Ли несколько озадаченно посмотрел на него, но, поскольку он не знал, где именно расположен этот район, кивнул и продолжил изучать окрестные пейзажи.
Движение постепенно замедлялось, и наконец машина встала около моста Хариёси, где уже скопилось несколько десятков автомобилей. На западе небо еще слабо голубело, но здания вдоль берега превратились в черные тени. Из машины было видно, как на поверхности реки Нака отражаются разноцветные неоновые огни и как покачиваются на ветру прибрежные ивы. Слева был ресторан с вывеской в форме большого краба, клешни которого двигались в разные стороны. Чо поймал себя на том, что не может оторвать от него взгляд. Река, конечно, не шла ни в какое сравнение с Тэдонганом, но огромное количество людей и плотная застройка поражали воображение. Улицы, казалось, вибрировали от света и звука. Все это напоминало рой светящихся насекомых.
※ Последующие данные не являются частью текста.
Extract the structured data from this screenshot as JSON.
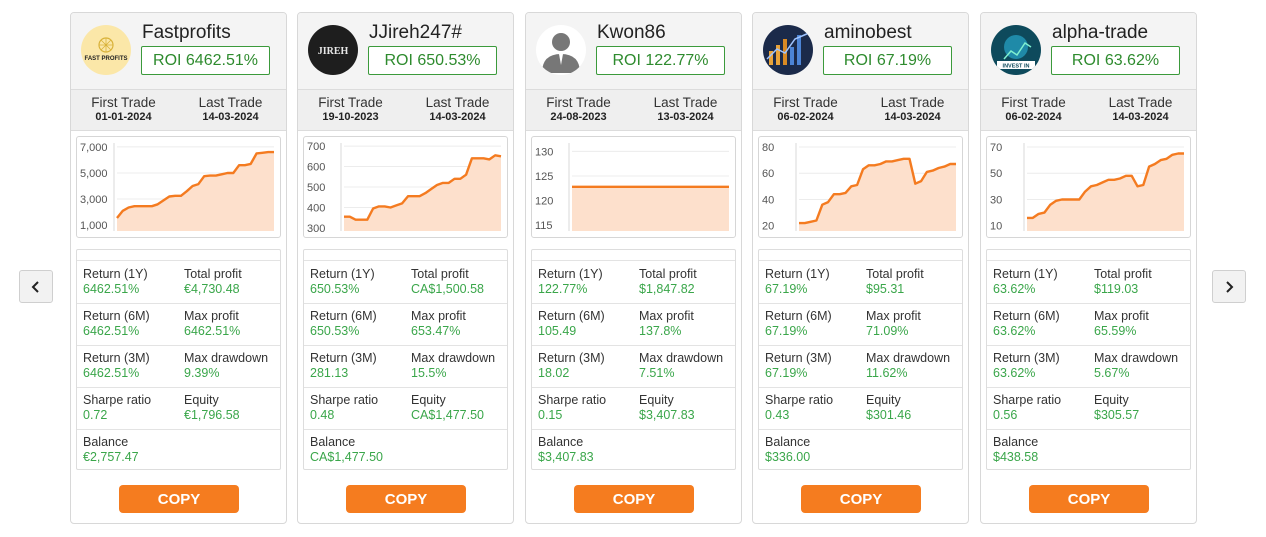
{
  "navigation": {
    "prev_icon": "chevron-left-icon",
    "next_icon": "chevron-right-icon"
  },
  "labels": {
    "first_trade": "First Trade",
    "last_trade": "Last Trade",
    "return_1y": "Return (1Y)",
    "total_profit": "Total profit",
    "return_6m": "Return (6M)",
    "max_profit": "Max profit",
    "return_3m": "Return (3M)",
    "max_drawdown": "Max drawdown",
    "sharpe_ratio": "Sharpe ratio",
    "equity": "Equity",
    "balance": "Balance",
    "copy": "COPY"
  },
  "colors": {
    "accent": "#f57c1f",
    "positive": "#3aa64a",
    "line": "#f47b20",
    "fill": "#fde0cc"
  },
  "traders": [
    {
      "name": "Fastprofits",
      "avatar": "fast-profits-logo",
      "avatar_text": "FAST PROFITS",
      "roi": "ROI 6462.51%",
      "first_trade": "01-01-2024",
      "last_trade": "14-03-2024",
      "stats": {
        "return_1y": "6462.51%",
        "total_profit": "€4,730.48",
        "return_6m": "6462.51%",
        "max_profit": "6462.51%",
        "return_3m": "6462.51%",
        "max_drawdown": "9.39%",
        "sharpe_ratio": "0.72",
        "equity": "€1,796.58",
        "balance": "€2,757.47"
      },
      "chart_data": {
        "type": "area",
        "y_ticks": [
          "7,000",
          "5,000",
          "3,000",
          "1,000"
        ],
        "ylim": [
          550,
          7300
        ],
        "x": [
          0,
          3,
          6,
          9,
          12,
          15,
          18,
          21,
          24,
          27,
          30,
          33,
          36,
          39,
          42,
          45,
          48,
          51,
          54,
          57,
          60,
          63,
          66,
          69,
          72,
          75,
          78,
          81
        ],
        "values": [
          1550,
          2100,
          2350,
          2450,
          2450,
          2450,
          2450,
          2600,
          2900,
          3200,
          3250,
          3250,
          3600,
          4000,
          4150,
          4750,
          4800,
          4800,
          4900,
          5000,
          5000,
          5600,
          5600,
          5700,
          6500,
          6550,
          6600,
          6600
        ]
      }
    },
    {
      "name": "JJireh247#",
      "avatar": "jireh-logo",
      "avatar_text": "JIREH",
      "roi": "ROI 650.53%",
      "first_trade": "19-10-2023",
      "last_trade": "14-03-2024",
      "stats": {
        "return_1y": "650.53%",
        "total_profit": "CA$1,500.58",
        "return_6m": "650.53%",
        "max_profit": "653.47%",
        "return_3m": "281.13",
        "max_drawdown": "15.5%",
        "sharpe_ratio": "0.48",
        "equity": "CA$1,477.50",
        "balance": "CA$1,477.50"
      },
      "chart_data": {
        "type": "area",
        "y_ticks": [
          "700",
          "600",
          "500",
          "400",
          "300"
        ],
        "ylim": [
          285,
          715
        ],
        "x": [
          0,
          3,
          6,
          9,
          12,
          15,
          18,
          21,
          24,
          27,
          30,
          33,
          36,
          39,
          42,
          45,
          48,
          51,
          54,
          57,
          60,
          63,
          66,
          69,
          72,
          75,
          78,
          81
        ],
        "values": [
          355,
          355,
          340,
          340,
          340,
          395,
          405,
          405,
          400,
          410,
          420,
          455,
          455,
          455,
          470,
          490,
          510,
          520,
          520,
          540,
          540,
          560,
          640,
          640,
          640,
          635,
          655,
          650
        ]
      }
    },
    {
      "name": "Kwon86",
      "avatar": "user-silhouette-icon",
      "avatar_text": "",
      "roi": "ROI 122.77%",
      "first_trade": "24-08-2023",
      "last_trade": "13-03-2024",
      "stats": {
        "return_1y": "122.77%",
        "total_profit": "$1,847.82",
        "return_6m": "105.49",
        "max_profit": "137.8%",
        "return_3m": "18.02",
        "max_drawdown": "7.51%",
        "sharpe_ratio": "0.15",
        "equity": "$3,407.83",
        "balance": "$3,407.83"
      },
      "chart_data": {
        "type": "area",
        "y_ticks": [
          "130",
          "125",
          "120",
          "115"
        ],
        "ylim": [
          113.8,
          131.7
        ],
        "x": [
          0,
          81
        ],
        "values": [
          122.8,
          122.8
        ]
      }
    },
    {
      "name": "aminobest",
      "avatar": "trading-chart-avatar",
      "avatar_text": "",
      "roi": "ROI 67.19%",
      "first_trade": "06-02-2024",
      "last_trade": "14-03-2024",
      "stats": {
        "return_1y": "67.19%",
        "total_profit": "$95.31",
        "return_6m": "67.19%",
        "max_profit": "71.09%",
        "return_3m": "67.19%",
        "max_drawdown": "11.62%",
        "sharpe_ratio": "0.43",
        "equity": "$301.46",
        "balance": "$336.00"
      },
      "chart_data": {
        "type": "area",
        "y_ticks": [
          "80",
          "60",
          "40",
          "20"
        ],
        "ylim": [
          16,
          83
        ],
        "x": [
          0,
          3,
          6,
          9,
          12,
          15,
          18,
          21,
          24,
          27,
          30,
          33,
          36,
          39,
          42,
          45,
          48,
          51,
          54,
          57,
          60,
          63,
          66,
          69,
          72,
          75,
          78,
          81
        ],
        "values": [
          22,
          22,
          23,
          24,
          36,
          38,
          44,
          44,
          45,
          50,
          51,
          63,
          66,
          66,
          67,
          69,
          69,
          70,
          71,
          71,
          52,
          54,
          61,
          62,
          64,
          65,
          67,
          67
        ]
      }
    },
    {
      "name": "alpha-trade",
      "avatar": "invest-in-avatar",
      "avatar_text": "INVEST IN",
      "roi": "ROI 63.62%",
      "first_trade": "06-02-2024",
      "last_trade": "14-03-2024",
      "stats": {
        "return_1y": "63.62%",
        "total_profit": "$119.03",
        "return_6m": "63.62%",
        "max_profit": "65.59%",
        "return_3m": "63.62%",
        "max_drawdown": "5.67%",
        "sharpe_ratio": "0.56",
        "equity": "$305.57",
        "balance": "$438.58"
      },
      "chart_data": {
        "type": "area",
        "y_ticks": [
          "70",
          "50",
          "30",
          "10"
        ],
        "ylim": [
          6,
          73
        ],
        "x": [
          0,
          3,
          6,
          9,
          12,
          15,
          18,
          21,
          24,
          27,
          30,
          33,
          36,
          39,
          42,
          45,
          48,
          51,
          54,
          57,
          60,
          63,
          66,
          69,
          72,
          75,
          78,
          81
        ],
        "values": [
          16,
          16,
          19,
          20,
          26,
          29,
          30,
          30,
          30,
          30,
          36,
          40,
          41,
          43,
          45,
          45,
          46,
          48,
          48,
          40,
          41,
          55,
          57,
          60,
          61,
          64,
          65,
          65
        ]
      }
    }
  ]
}
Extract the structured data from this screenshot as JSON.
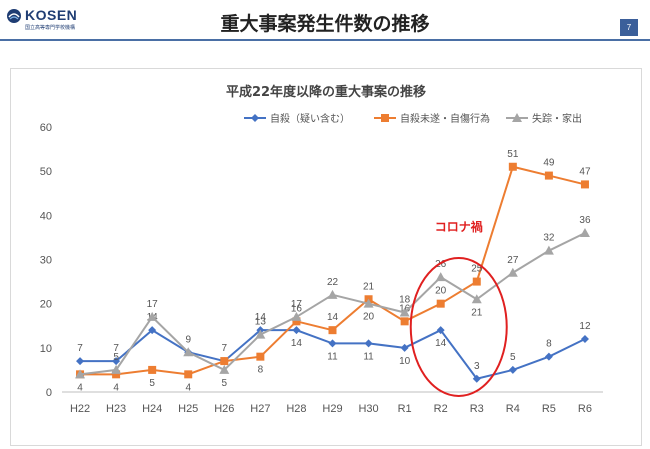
{
  "header": {
    "logo_text": "KOSEN",
    "logo_subtitle": "国立高等専門学校機構",
    "title": "重大事案発生件数の推移",
    "page_number": "7"
  },
  "colors": {
    "series1": "#4472c4",
    "series2": "#ed7d31",
    "series3": "#a5a5a5",
    "annotation": "#e02020",
    "header_rule": "#4a6fa5"
  },
  "chart_data": {
    "type": "line",
    "title": "平成22年度以降の重大事案の推移",
    "categories": [
      "H22",
      "H23",
      "H24",
      "H25",
      "H26",
      "H27",
      "H28",
      "H29",
      "H30",
      "R1",
      "R2",
      "R3",
      "R4",
      "R5",
      "R6"
    ],
    "ylim": [
      0,
      60
    ],
    "yticks": [
      0,
      10,
      20,
      30,
      40,
      50,
      60
    ],
    "grid": false,
    "legend_position": "top-right",
    "series": [
      {
        "name": "自殺（疑い含む）",
        "marker": "diamond",
        "values": [
          7,
          7,
          14,
          9,
          7,
          14,
          14,
          11,
          11,
          10,
          14,
          3,
          5,
          8,
          12
        ],
        "labels": [
          "7",
          "7",
          "14",
          "9",
          "7",
          "14",
          "14",
          "11",
          "11",
          "10",
          "14",
          "3",
          "5",
          "8",
          "12"
        ]
      },
      {
        "name": "自殺未遂・自傷行為",
        "marker": "square",
        "values": [
          4,
          4,
          5,
          4,
          7,
          8,
          16,
          14,
          21,
          16,
          20,
          25,
          51,
          49,
          47
        ],
        "labels": [
          "4",
          "4",
          "5",
          "4",
          "",
          "8",
          "16",
          "14",
          "21",
          "16",
          "20",
          "25",
          "51",
          "49",
          "47"
        ]
      },
      {
        "name": "失踪・家出",
        "marker": "triangle",
        "values": [
          4,
          5,
          17,
          9,
          5,
          13,
          17,
          22,
          20,
          18,
          26,
          21,
          27,
          32,
          36
        ],
        "labels": [
          "",
          "5",
          "17",
          "",
          "5",
          "13",
          "17",
          "22",
          "20",
          "18",
          "26",
          "21",
          "27",
          "32",
          "36"
        ]
      }
    ],
    "annotation": {
      "text": "コロナ禍",
      "categories": [
        "R2",
        "R3"
      ]
    }
  }
}
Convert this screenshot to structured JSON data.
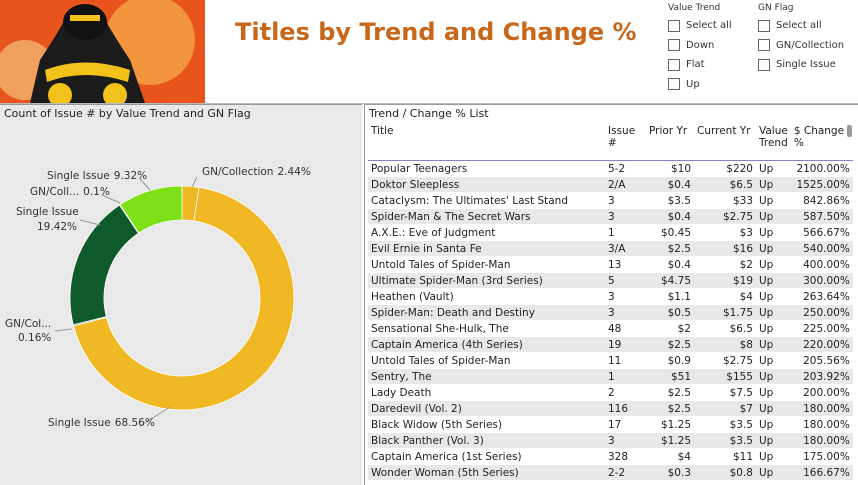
{
  "header": {
    "title": "Titles by Trend and Change %"
  },
  "slicers": [
    {
      "title": "Value Trend",
      "items": [
        "Select all",
        "Down",
        "Flat",
        "Up"
      ]
    },
    {
      "title": "GN Flag",
      "items": [
        "Select all",
        "GN/Collection",
        "Single Issue"
      ]
    }
  ],
  "chart_data": {
    "type": "donut",
    "title": "Count of Issue # by Value Trend and GN Flag",
    "categories": [
      "GN/Collection",
      "Single Issue",
      "GN/Col...",
      "Single Issue",
      "GN/Coll...",
      "Single Issue"
    ],
    "values": [
      2.44,
      68.56,
      0.16,
      19.42,
      0.1,
      9.32
    ],
    "value_labels": [
      "2.44%",
      "68.56%",
      "0.16%",
      "19.42%",
      "0.1%",
      "9.32%"
    ],
    "colors": [
      "#f0b823",
      "#f0b823",
      "#0f5a2b",
      "#0f5a2b",
      "#7ee016",
      "#7ee016"
    ]
  },
  "table": {
    "title": "Trend / Change % List",
    "columns": [
      "Title",
      "Issue #",
      "Prior Yr",
      "Current Yr",
      "Value Trend",
      "$ Change %"
    ],
    "rows": [
      [
        "Popular Teenagers",
        "5-2",
        "$10",
        "$220",
        "Up",
        "2100.00%"
      ],
      [
        "Doktor Sleepless",
        "2/A",
        "$0.4",
        "$6.5",
        "Up",
        "1525.00%"
      ],
      [
        "Cataclysm: The Ultimates' Last Stand",
        "3",
        "$3.5",
        "$33",
        "Up",
        "842.86%"
      ],
      [
        "Spider-Man & The Secret Wars",
        "3",
        "$0.4",
        "$2.75",
        "Up",
        "587.50%"
      ],
      [
        "A.X.E.: Eve of Judgment",
        "1",
        "$0.45",
        "$3",
        "Up",
        "566.67%"
      ],
      [
        "Evil Ernie in Santa Fe",
        "3/A",
        "$2.5",
        "$16",
        "Up",
        "540.00%"
      ],
      [
        "Untold Tales of Spider-Man",
        "13",
        "$0.4",
        "$2",
        "Up",
        "400.00%"
      ],
      [
        "Ultimate Spider-Man (3rd Series)",
        "5",
        "$4.75",
        "$19",
        "Up",
        "300.00%"
      ],
      [
        "Heathen (Vault)",
        "3",
        "$1.1",
        "$4",
        "Up",
        "263.64%"
      ],
      [
        "Spider-Man: Death and Destiny",
        "3",
        "$0.5",
        "$1.75",
        "Up",
        "250.00%"
      ],
      [
        "Sensational She-Hulk, The",
        "48",
        "$2",
        "$6.5",
        "Up",
        "225.00%"
      ],
      [
        "Captain America (4th Series)",
        "19",
        "$2.5",
        "$8",
        "Up",
        "220.00%"
      ],
      [
        "Untold Tales of Spider-Man",
        "11",
        "$0.9",
        "$2.75",
        "Up",
        "205.56%"
      ],
      [
        "Sentry, The",
        "1",
        "$51",
        "$155",
        "Up",
        "203.92%"
      ],
      [
        "Lady Death",
        "2",
        "$2.5",
        "$7.5",
        "Up",
        "200.00%"
      ],
      [
        "Daredevil (Vol. 2)",
        "116",
        "$2.5",
        "$7",
        "Up",
        "180.00%"
      ],
      [
        "Black Widow (5th Series)",
        "17",
        "$1.25",
        "$3.5",
        "Up",
        "180.00%"
      ],
      [
        "Black Panther (Vol. 3)",
        "3",
        "$1.25",
        "$3.5",
        "Up",
        "180.00%"
      ],
      [
        "Captain America (1st Series)",
        "328",
        "$4",
        "$11",
        "Up",
        "175.00%"
      ],
      [
        "Wonder Woman (5th Series)",
        "2-2",
        "$0.3",
        "$0.8",
        "Up",
        "166.67%"
      ]
    ]
  }
}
Между машинами ловко сновали мотоциклы, доставляющие лапшу и пиццу. От киосков на берегу реки поднимались дымки, в патинко-салонах зажегся свет, вверх и вниз по улицам тянулись вереницы женщин в сверкающих блестками платьях.
Чо знал, что через реку Нака переброшено не менее двадцати мостов. Служащие мэрии, работающие в лагере ЭКК, говорили ему, что где-то здесь, на маленьком, длиной чуть более километра островке, по форме напоминающем дельфина, расположено огромное количество закусочных, пабов, баров, не говоря уже о развлекательных центрах, кинотеатрах и магазинах. По размеру и по объему продаж этот район был крупнейшим в Японии. Всякий раз, когда речь заходила о Накасу, служащие мэрии сразу начинали советовать заглянуть туда, чтобы расслабиться и выпить. Полковник Хан Сон Чин в таких случаях с кислой усмешкой говорил, что, вероятно, их примут за токийских чиновников, если они появятся в этом районе. Но самое интересное заключалось в том, что с момента захвата Фукуоки район стал еще более оживленным. Наверное, люди, чья жизнь внезапно изменилась, за развлечениями пытались забыть о блокаде и оккупации.